I agree that there is room for optimization here. I haven't run into the same issue, but that's probably just because I haven't tried to create large files.

calc_element_insert_range is the point where the validity of the sub-element is checked; your suggestion skips kips that and would allow anything to be inserted inside of <ELEMENTS>. On a basic level it would probably work to put this check inside of the if let Some(...) = elemtype.find_sub_element(...) block, because find_sub_element is the critical check.

However, since you've found this performance problem with <ELEMENTS> I suspect the same issue would appear, in other places like <FIBEX-ELEMENTS> or <ECU-COMM-PORT-INSTANCES>, so it would be best to find a more general solution.

I will probably find time to do some benchmarking of this scenario later in the week.

christianhecht86 commented 1 month ago

By the way, are you using the "compact" schema of AUTOSAR? This is a flattened version of the schema without all the inheritance stuff in it.

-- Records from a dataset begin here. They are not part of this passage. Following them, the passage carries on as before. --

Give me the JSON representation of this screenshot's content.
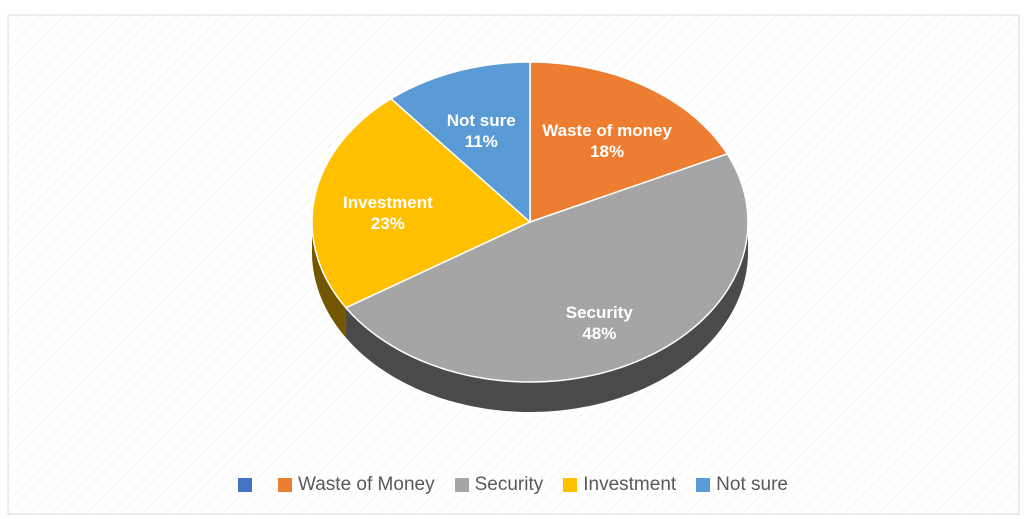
{
  "chart_data": {
    "type": "pie",
    "categories": [
      "Waste of money",
      "Security",
      "Investment",
      "Not sure"
    ],
    "values": [
      18,
      48,
      23,
      11
    ],
    "value_labels": [
      "18%",
      "48%",
      "23%",
      "11%"
    ],
    "colors": [
      "#ed7d31",
      "#a5a5a5",
      "#ffc000",
      "#5b9bd5"
    ],
    "legend": [
      {
        "label": null,
        "color": "#4472c4"
      },
      {
        "label": "Waste of Money",
        "color": "#ed7d31"
      },
      {
        "label": "Security",
        "color": "#a5a5a5"
      },
      {
        "label": "Investment",
        "color": "#ffc000"
      },
      {
        "label": "Not sure",
        "color": "#5b9bd5"
      }
    ]
  }
}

It is located in "AUTOSAR_TR_XMLSchemaSupplement.zip" eg AUTOSAR_00049_COMPACT.xsd or AUTOSAR_00049_STRICT_COMPACT.xsd

DanielT commented 1 month ago

autosar-data uses a built-in parsing table. The table contains the unified data for all Autosar versions from 4.0.1 - R23-11. It is derived from the "regular" xsd files.

christianhecht86 commented 1 month ago

I thought using the compact schema instead of the "normal" one could bring some performance advantages, but I saw you do some flattening in the "autosar-xsd-mangler"

DanielT commented 1 month ago

I just pushed a change to optimize this case. As far as I can tell this should fully fix the performance problem; it would be great if you could try it and confirm this.

christianhecht86 commented 1 month ago

Yes, this fixes the problem. Thank you, for your fast reaction.